Il libro, come detto, può essere considerato un semplice divertissement poco impegnativo, e del resto è impossibile non farsi strappare un sorriso dalla cronaca della preparazione di un piatto di uova strapazzate, se viene dalla penna di uno scrittore come Jerome. Per un lettore di oggi, tuttavia, l'aspetto più interessante è notare come vengono descritte le realtà che ai nostri giorni sono considerate il top dell'alta cucina mondiale: a uscirne a pezzi non sono soltanto le tavole tedesche e quelle spagnole, ma anche l'Italia e addirittura la Francia... al di là dello sciovinismo e del capovolgimento dei rapporti di "forza" gastronomica tra la Gran Bretagna e le altre potenze del mondo, colpisce il fatto che qualsiasi abitudine alimentare, se guardata con occhi inesperti e disabituati, possa risultare "strana" o addirittura ripugnante. Il medesimo insegnamento arriva dalle ingenue critiche rivolte ai piatti tipici dei Bantù o al pesce cambogiano: in viaggio (e non solo), i pregiudizi e le chiusure verso ciò che è diverso dalla nostra forma mentis ci mettono sulla strada del ridicolo. Una figura decisamente migliore la fa chi, per quanto possibile, tenta di adattarsi o giudicare obiettivamente ciò che vede e assaggia: magari senza arrivare agli eccessi di Francis Galton, che ci propina le prelibate "ricette" di sandali di pelle e carogne di volatili...

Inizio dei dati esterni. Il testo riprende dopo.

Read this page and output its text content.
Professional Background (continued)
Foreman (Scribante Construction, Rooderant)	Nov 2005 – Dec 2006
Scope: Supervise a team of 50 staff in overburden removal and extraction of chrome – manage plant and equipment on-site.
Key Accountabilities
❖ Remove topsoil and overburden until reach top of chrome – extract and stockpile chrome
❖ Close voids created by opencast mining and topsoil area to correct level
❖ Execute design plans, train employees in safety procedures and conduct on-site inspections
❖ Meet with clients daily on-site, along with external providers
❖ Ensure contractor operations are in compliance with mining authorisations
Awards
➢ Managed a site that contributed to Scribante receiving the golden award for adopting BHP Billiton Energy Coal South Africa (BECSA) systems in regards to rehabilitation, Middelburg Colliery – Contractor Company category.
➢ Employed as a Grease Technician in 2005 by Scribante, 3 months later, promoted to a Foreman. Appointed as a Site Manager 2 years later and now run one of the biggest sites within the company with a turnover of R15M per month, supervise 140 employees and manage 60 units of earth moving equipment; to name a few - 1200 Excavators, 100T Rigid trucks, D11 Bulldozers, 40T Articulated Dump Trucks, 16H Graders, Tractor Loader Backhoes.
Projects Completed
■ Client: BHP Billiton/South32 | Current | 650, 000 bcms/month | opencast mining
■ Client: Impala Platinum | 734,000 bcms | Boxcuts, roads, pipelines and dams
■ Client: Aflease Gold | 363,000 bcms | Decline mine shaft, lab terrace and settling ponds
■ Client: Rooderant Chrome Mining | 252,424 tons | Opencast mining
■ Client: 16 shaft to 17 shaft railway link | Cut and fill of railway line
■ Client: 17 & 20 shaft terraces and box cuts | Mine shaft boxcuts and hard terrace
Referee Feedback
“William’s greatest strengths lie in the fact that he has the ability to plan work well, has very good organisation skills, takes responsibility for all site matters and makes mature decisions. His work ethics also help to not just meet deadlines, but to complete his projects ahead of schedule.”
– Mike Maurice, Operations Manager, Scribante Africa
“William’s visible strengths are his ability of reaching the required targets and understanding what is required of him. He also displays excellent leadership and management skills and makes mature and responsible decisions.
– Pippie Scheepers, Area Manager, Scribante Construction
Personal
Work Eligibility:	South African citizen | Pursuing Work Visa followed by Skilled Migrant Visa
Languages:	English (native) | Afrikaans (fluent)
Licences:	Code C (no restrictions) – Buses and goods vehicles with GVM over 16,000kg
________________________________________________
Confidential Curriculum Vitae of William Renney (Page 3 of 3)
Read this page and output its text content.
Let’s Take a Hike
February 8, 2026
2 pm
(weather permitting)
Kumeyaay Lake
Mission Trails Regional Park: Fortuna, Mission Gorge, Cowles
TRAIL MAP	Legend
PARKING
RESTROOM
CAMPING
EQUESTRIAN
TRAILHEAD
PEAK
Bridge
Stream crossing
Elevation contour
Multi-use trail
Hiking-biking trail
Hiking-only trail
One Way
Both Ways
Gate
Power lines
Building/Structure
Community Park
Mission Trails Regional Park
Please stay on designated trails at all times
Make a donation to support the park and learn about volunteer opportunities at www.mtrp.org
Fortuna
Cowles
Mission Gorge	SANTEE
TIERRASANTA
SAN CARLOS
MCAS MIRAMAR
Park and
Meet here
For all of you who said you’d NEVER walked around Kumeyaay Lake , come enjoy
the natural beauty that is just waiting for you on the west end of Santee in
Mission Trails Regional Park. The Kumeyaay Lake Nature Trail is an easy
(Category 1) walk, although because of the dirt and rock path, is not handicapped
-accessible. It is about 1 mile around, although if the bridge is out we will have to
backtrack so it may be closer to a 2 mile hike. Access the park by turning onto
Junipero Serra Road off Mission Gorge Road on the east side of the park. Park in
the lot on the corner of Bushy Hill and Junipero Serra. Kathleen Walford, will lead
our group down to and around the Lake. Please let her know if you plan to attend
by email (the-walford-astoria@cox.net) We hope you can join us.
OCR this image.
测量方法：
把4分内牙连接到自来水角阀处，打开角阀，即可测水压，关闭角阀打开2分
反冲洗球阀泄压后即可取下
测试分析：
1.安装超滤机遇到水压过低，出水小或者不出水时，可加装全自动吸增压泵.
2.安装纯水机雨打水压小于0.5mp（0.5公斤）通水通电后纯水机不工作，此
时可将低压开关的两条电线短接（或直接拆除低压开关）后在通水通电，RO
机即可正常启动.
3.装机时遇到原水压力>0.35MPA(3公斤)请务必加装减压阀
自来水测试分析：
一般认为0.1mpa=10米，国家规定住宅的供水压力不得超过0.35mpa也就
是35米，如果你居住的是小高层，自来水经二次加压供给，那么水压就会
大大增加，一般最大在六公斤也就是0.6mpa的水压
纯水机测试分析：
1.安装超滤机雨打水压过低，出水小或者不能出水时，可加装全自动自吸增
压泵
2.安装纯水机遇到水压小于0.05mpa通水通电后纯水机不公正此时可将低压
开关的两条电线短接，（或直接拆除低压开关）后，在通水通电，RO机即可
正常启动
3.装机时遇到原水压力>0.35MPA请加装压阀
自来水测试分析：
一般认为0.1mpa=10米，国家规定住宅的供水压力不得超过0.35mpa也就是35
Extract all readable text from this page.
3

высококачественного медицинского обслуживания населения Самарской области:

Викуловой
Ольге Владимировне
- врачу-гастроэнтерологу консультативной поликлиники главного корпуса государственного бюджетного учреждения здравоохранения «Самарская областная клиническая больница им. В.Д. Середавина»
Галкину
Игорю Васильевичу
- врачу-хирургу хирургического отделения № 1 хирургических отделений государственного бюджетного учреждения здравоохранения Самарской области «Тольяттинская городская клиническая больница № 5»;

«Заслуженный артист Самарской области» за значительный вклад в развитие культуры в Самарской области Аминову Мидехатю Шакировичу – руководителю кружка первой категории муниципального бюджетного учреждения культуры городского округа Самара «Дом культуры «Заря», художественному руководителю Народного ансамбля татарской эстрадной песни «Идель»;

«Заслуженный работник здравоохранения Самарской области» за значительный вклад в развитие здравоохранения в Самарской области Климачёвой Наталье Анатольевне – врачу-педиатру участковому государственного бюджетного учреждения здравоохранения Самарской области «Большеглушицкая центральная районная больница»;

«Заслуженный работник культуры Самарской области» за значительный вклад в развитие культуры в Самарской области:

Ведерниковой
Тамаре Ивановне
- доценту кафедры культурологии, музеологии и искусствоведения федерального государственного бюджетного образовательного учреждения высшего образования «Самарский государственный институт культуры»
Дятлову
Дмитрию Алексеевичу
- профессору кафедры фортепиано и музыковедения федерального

Ultimo aspetto da sottolineare: tra gli autori selezionati per il volume sono moltissime le viaggiatrici donne, che spesso dimostrano grande sensibilità e libertà di giudizio, forse anche perché all'epoca il tema della "tavola" era considerato prevalentemente femminile. I loro testi ci offrono uno spaccato prezioso e inconsueto della realtà ottocentesca da un punto di vista poco frequentato: merito, indubbiamente, della curatrice del testo, che non si è limitata a un'opera di semplice compilazione.